Niemal połowa uczniów jest odwodniona . Taki wniosek przedstawili niedawno naukowcy z Collegium Medicum Uniwersytetu Jagiellońskiego w Krakowie, którzy zbadali parametry antropometryczne i stan nawodnienia dzieci w wieku szkolnym . Okazuje się, że wśród spożywanych przez nie płynów dominuje herbata słodzona cukrem. Natomiast, wbrew obiegowym opiniom, dzieci i młodzież nie piją wcale za dużo soków, które często wymieniane są jako jedna z przyczyny otyłości. Tymczasem ekspert – dr Agnieszka Kozioł-Kozakowska, dietetyk, Adiunkt w Klinice Pediatrii, Gastroenterologii i Żywienia UJ Collegium Medicum – podkreśla ich korzystne właściwości i wyjaśnia, dlaczego rodzice powinni zadbać o to, by ich pociecha sięgała po wartościowe płyny.
Dzieci w wieku szkolnym najchętniej sięgają po słodzoną herbatę, co wynika głównie z uwarunkowań kulturowych, jednak, jak komentują eksperci, nie wpisuje się ona w żadne aktualne rekomendacje w zakresie zdrowego żywienia. Za to, wbrew powszechnej opinii, dzieci nie piją wcale za dużo soków. Tylko 22% badanych uczniów sięga po 100% owocowe soki każdego dnia, przy czym średnie dzienne spożycie soku wynosi ok. ½ szklanki .

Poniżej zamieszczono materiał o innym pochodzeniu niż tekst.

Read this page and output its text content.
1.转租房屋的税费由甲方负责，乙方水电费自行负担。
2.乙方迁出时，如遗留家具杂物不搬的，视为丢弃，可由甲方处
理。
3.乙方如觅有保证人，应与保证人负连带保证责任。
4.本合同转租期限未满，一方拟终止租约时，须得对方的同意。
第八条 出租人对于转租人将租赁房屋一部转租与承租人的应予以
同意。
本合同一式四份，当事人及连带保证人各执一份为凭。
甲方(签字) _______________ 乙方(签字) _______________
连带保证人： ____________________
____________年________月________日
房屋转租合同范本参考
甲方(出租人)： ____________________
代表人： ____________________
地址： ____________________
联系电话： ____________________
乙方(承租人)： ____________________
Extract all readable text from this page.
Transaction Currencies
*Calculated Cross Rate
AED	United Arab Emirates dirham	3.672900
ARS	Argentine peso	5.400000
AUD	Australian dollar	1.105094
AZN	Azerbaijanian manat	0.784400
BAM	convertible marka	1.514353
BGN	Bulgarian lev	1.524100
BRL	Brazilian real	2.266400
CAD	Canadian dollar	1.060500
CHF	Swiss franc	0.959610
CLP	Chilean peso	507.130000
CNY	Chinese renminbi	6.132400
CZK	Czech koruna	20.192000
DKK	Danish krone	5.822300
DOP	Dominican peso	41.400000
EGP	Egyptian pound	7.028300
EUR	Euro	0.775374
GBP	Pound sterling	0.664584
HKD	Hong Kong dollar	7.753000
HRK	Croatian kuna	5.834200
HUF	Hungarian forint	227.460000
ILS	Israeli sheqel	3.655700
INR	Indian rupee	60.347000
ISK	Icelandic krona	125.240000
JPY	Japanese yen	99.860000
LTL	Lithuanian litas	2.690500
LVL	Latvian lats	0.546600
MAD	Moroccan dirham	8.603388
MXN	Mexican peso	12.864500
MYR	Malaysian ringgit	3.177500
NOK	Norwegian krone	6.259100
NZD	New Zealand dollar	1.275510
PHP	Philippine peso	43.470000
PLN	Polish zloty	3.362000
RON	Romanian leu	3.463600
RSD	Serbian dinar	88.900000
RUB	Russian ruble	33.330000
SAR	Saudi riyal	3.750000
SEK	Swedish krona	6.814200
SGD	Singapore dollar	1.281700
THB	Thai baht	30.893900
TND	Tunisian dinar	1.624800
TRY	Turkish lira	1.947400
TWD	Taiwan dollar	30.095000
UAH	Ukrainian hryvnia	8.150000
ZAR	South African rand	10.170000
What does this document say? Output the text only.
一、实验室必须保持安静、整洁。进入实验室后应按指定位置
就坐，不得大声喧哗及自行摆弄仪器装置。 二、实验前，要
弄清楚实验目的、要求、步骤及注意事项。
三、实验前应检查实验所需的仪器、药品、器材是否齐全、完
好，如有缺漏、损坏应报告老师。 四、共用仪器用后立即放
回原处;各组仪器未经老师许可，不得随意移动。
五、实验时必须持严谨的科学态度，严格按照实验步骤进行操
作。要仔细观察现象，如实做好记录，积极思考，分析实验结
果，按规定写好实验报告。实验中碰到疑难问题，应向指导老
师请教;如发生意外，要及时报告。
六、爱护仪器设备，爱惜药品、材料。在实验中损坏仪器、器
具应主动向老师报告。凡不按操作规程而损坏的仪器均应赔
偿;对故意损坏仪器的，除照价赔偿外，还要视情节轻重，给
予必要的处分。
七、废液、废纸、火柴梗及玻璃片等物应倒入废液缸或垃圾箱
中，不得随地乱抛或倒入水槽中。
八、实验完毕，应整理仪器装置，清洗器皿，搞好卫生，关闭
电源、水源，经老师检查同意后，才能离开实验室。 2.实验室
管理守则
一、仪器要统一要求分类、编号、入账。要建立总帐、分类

– Wśród badanych dzieci zbyt niskie było spożycie soków 100%, szczególnie soku pomarańczowego. Tymczasem jest to produkt, który ze względu na swój profil wodno-elektrolitowy mógłby korzystnie wypłynąć na stan nawodniania organizmu. Nie jest prawdą powszechne przekonanie, że dzieci piją soków za dużo. Okazuje się, że w badanej grupie ponad połowa dzieci otyłych nie piła soku pomarańczowego wcale lub piła go bardzo rzadko (1-3 razy w miesiącu). W odniesieniu do jego właściwości, jako źródła składników o charakterze przeciwzapalnym m.in. hesperydyny jest to ilość niezadowalająca – wyjaśnia dr Agnieszka Kozioł-Kozakowska.
Jedna szklanka soku pomarańczowego pokrywa dobowe zapotrzebowanie na witaminę C u dzieci i młodzieży oraz 20% dziennego zapotrzebowania na kwas foliowy, oba te składniki odgrywają ważną rolę w prawidłowym funkcjonowaniu układu odpornościowego . Owoce cytrusowe są wyjątkowo bogate w związki fenolowe jak np. hesperydyna czy naringina, a ponieważ większość związków fenolowych znajduje się w skórce owocu, przemysłowe tłoczenie pozwala na przedostanie się większej ilości tych fitozwiązków do soku.
Oprócz profilu spożycia płynów i stanu nawodnienia uczniów, sprawdzono również jak wygląda wśród nich spożycie warzyw i owoców – produktów, które stanowią podstawę prawidłowego odżywiania.
– Ponad połowa dzieci objętych badaniem nie spożywała tych produktów w 5 porcjach dziennie (3 porcje warzyw i 2 porcje owoców). Jednak dzieci, które piły soki 100% jadły również więcej owoców i warzyw. Potwierdzają to również badania innych autorów . Wyniki te, w połączeniu z faktem, że szklanka soku ok. 200 ml może stanowić jedną z zalecanych porcji warzyw lub owoców, powodują, że – wbrew obiegowej opinii, soki są wartościowym elementem codziennego jadłospisu. Dlatego warto, aby rodzice zmieniali przyzwyczajenia dzieci i – wyrabiając prawidłowe nawyki, zachęcali je do sięgania po wartościowe produkty – podsumowuje ekspert.
Zastrzeżenie: Dołożono wszelkich starań w zakresie weryfikacji powyższych informacji i dbałości o ich rzetelność. Informacje kierowane są do specjalistów z dziedziny zdrowia i nie mają charakteru komercyjnego. Nie są przeznaczone bezpośrednio dla konsumentów. AIJN, Europejskie Stowarzyszenie Soków Owocowych nie ponosi żadnej odpowiedzialności, jeśli informacje te zostaną wykorzystane lub przedstawione w celach promocyjnych lub handlowych.